July 01, 1992|By New York Times News Service

WASHINGTON -- After more than five weeks of intense bargaining by congressional and White House negotiators, agreement is near on a $5 billion urban aid package.

The emerging pact would provide $500 million a year for five years for the nation's cities, including money for new social programs, and $2.5 billion in capital gains tax waivers for businesses to spur investment in impoverished neighborhoods.

A senior White House official said the administration was pleased with the arrangement, while Rep. Richard A. Gephardt, D-Mo., the majority leader, consulted other senior Democrats to work out remaining details.

"We both gave in order to reach an agreement," said the White House official, who spoke on the condition of anonymity.

Negotiators hoped the tentative compromise would reach the House floor today, although there still was the possibility of a delay. Congressional and White House aides said Rep. Dan Rostenkowski, D-Ill., chairman of the tax-writing Ways and Means Committee, wanted to have a hand in setting up the urban enterprise zones.

The compromise represents a victory for moderates in the administration as well as the Democratic congressional leadership, who said it was important to show the public that the two parties could quickly and ably respond to the rioting in Los Angeles this spring.

At various times during the negotiations, Democrats and Republicans told one another that if they did not compromise, Ross Perot would benefit from the perception that they were indulging in political posturing.

The proposal falls far short of the $35 billion program requested by the nation's mayors, but went far beyond the $1.3 billion aid bill the White House and congressional negotiators worked out two weeks ago.

That assistance came mostly in the form of loans and grants to businesses and homes damaged in the Los Angeles disturbances.

A successful negotiation would allow Mr. Bush and congressional Democrats the chance to declare a political victory. After three years, Mr. Bush was able to persuade Democrats to enact his plan for urban enterprise zones, with a major capital gains tax break.

In 50 such zones, half of which are in inner cities and the rest in distressed rural areas, businesses will be granted a five-year moratorium on capital gains, with a 50 percent reduction in capital gains taxes paid after the five years.

Democrats already had agreed to a bill that would create enterprise zones with various tax breaks for investors, but would now agree to a break on capital gains taxes that are heart of the administration concept.

"We would have preferred a zero-percent capital gains," the White House official said. "But as opposed to nothing, this is good."
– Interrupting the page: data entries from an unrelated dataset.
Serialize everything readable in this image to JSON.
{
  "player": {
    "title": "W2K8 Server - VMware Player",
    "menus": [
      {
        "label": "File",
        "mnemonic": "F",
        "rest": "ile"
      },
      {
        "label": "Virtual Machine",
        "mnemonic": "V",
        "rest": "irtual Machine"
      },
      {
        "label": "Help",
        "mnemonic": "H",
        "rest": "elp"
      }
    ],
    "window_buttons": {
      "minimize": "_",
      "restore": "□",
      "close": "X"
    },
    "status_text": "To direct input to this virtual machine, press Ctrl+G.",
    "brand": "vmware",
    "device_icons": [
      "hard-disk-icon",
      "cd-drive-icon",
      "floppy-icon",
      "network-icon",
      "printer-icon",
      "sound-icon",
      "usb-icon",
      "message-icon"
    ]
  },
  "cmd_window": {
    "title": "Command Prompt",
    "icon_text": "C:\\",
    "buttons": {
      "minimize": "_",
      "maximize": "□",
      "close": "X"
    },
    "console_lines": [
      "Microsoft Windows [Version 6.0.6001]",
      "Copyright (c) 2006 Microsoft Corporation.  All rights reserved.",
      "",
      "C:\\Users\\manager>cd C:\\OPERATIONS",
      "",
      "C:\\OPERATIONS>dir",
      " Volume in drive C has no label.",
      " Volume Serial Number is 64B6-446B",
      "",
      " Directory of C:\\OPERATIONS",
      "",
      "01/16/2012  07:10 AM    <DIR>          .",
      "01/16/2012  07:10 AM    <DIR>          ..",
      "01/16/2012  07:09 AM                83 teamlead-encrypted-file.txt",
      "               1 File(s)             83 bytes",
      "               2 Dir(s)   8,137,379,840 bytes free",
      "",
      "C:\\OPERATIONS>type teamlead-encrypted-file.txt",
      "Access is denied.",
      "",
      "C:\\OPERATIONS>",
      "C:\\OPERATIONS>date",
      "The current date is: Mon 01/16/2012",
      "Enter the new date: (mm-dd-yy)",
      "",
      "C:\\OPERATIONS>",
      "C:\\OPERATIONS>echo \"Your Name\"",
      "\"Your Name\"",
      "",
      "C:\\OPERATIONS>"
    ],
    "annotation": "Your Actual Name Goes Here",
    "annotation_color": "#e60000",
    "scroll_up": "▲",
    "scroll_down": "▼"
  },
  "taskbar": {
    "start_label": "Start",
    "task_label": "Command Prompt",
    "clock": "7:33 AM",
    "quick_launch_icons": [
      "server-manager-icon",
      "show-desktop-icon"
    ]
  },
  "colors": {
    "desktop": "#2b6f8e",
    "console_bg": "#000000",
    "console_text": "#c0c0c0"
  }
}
In exchange for the capital gains compromise, Democrats received the president's acquiescence for the $2.5 billion in spending for job training, education and health care programs to be coordinated with law enforcement activities.

Known as Weed and Seed, specially trained detectives and SWAT teams would be assigned to clear neighborhoods of gangs and drug dealers before the social programs would be instituted.

Aides close to the negotiators said Richard G. Darman, director of the Office of Management and Budget, and staff members of the House Ways and Means Committee still needed to work out the accounting methods to be used to figure out financing of the measure.

A senior Gephardt aide said that Mr. Rostenkowski was not in full agreement with the capital gains provision, adding, "This could still blow up in our faces."

Passage of the compromise is not necessarily assured. Conservative Republicans are likely to contend that the program is too expensive,liberal Democrats may argue it was wrong to compromise on the capital gains taxes and the original $1.3 billion package received little Republican support two weeks ago.